Des négociateurs américains se dirigent vers le Pakistan pour engager des discussions avec l'Iran, qui reste incertain quant à sa participation. Selon des déclarations de Donald Trump, le blocus sur les ports iraniens sera maintenu jusqu'à l'élaboration d'un "accord" avec Téhéran. Cependant, les responsables iraniens déclarent ne pas avoir de "projet" pour le prochain cycle de négociations, remettant en question la volonté des États-Unis pour un vrai dialogue, comme l'indique le chef de la diplomatie iranienne, Esmaïl Baghaï.
L'incertitude des pourparlers entre États-Unis et Iran
Les négociateurs américains, à la tête desquels se trouve le vice-président JD Vance, voyagent vers Islamabad comme l'a confirmé Trump dans une interview au New York Post. Au moment où les échanges diplomatiques se profilent, l'Iran exprime un scepticisme net concernant les intentions américaines, évoquant des "violations" du cessez-le-feu. Le président américain a également laissé entendre qu'il est peu probable de prolonger ce cessez-le-feu, stipulant que l'absence d'accord pourrait mener à une escalade des tensions.
Paralysie maritime dans le détroit d'Ormuz
Le trafic maritime dans le détroit d'Ormuz est à l'arrêt, chaque partie imposant un blocus. L'armée américaine a déjà ordonné à 27 navires de faire demi-tour. Trump a souligné que le blocus impacte gravement l'économie iranienne, lui coûtant jusqu'à 500 millions de dollars par jour. Emmanuel Macron a jugé nécessaire un retour au calme dans la région, affirmant que les tensions actuelles sont une erreur des deux parties.
Israël met en garde le Liban
Malgré une trêve récemment établie, l'armée israélienne a défendu l'interdiction de retour dans le sud Liban, avertissant que des activités du Hezbollah constituent une menace au cessez-le-feu. Un député du Hezbollah a affirmé que la résistance continuera face à ce qu'il considère comme des agressions israéliennes.

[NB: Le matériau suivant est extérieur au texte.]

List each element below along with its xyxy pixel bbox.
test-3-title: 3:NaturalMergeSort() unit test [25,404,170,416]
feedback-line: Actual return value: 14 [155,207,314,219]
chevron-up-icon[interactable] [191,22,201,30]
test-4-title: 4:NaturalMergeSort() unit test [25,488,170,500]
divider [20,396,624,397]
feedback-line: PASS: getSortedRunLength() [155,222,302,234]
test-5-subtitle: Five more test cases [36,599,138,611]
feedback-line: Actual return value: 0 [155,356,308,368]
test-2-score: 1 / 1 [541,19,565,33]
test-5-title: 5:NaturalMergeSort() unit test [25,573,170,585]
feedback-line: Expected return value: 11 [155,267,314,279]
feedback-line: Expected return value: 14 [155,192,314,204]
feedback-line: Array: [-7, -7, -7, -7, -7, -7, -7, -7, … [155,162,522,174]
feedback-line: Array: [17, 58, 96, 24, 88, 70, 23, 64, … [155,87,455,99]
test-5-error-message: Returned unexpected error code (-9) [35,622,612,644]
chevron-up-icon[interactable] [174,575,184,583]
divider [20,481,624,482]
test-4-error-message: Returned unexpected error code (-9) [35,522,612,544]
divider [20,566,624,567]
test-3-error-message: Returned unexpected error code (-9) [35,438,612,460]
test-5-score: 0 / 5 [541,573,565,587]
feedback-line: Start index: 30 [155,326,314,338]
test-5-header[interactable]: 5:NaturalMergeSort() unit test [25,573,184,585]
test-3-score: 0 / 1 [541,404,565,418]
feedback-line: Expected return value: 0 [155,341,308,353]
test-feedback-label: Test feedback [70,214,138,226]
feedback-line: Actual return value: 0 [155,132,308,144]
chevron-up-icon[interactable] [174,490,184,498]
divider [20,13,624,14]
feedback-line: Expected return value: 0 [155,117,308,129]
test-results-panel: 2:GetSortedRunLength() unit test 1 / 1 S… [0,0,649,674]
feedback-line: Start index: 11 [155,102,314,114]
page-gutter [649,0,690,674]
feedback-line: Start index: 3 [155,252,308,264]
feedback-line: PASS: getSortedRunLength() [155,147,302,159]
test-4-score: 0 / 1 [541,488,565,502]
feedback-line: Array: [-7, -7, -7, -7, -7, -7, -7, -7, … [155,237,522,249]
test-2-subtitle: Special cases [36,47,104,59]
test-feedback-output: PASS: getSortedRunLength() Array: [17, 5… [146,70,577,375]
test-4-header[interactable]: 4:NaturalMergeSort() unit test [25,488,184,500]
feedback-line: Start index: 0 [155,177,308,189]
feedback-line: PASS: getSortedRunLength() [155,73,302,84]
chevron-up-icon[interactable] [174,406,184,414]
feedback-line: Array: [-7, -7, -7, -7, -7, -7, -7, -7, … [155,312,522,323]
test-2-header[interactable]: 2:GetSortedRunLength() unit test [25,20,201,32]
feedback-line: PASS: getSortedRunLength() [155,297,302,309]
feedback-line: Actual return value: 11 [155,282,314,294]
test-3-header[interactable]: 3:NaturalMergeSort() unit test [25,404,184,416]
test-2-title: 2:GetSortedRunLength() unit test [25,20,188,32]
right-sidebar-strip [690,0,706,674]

Le président libanais soutient les négociations avec Israël
Le président libanais, Joseph Aoun, a défendu la nécessité de négociations directes avec Israël pour établir une paix durable. Cependant, cette approche est vivement contestée par le Hezbollah. Aoun a assuré que ces discussions visent à mettre un terme à l'occupation israélienne dans le sud du Liban et à renforcer la présence de l'armée libanaise à la frontière. Un ancien diplomate, Simon Karam, mènera les pourparlers bilatéraux, qui se tiendront séparément de ceux de l'Iran avec les États-Unis.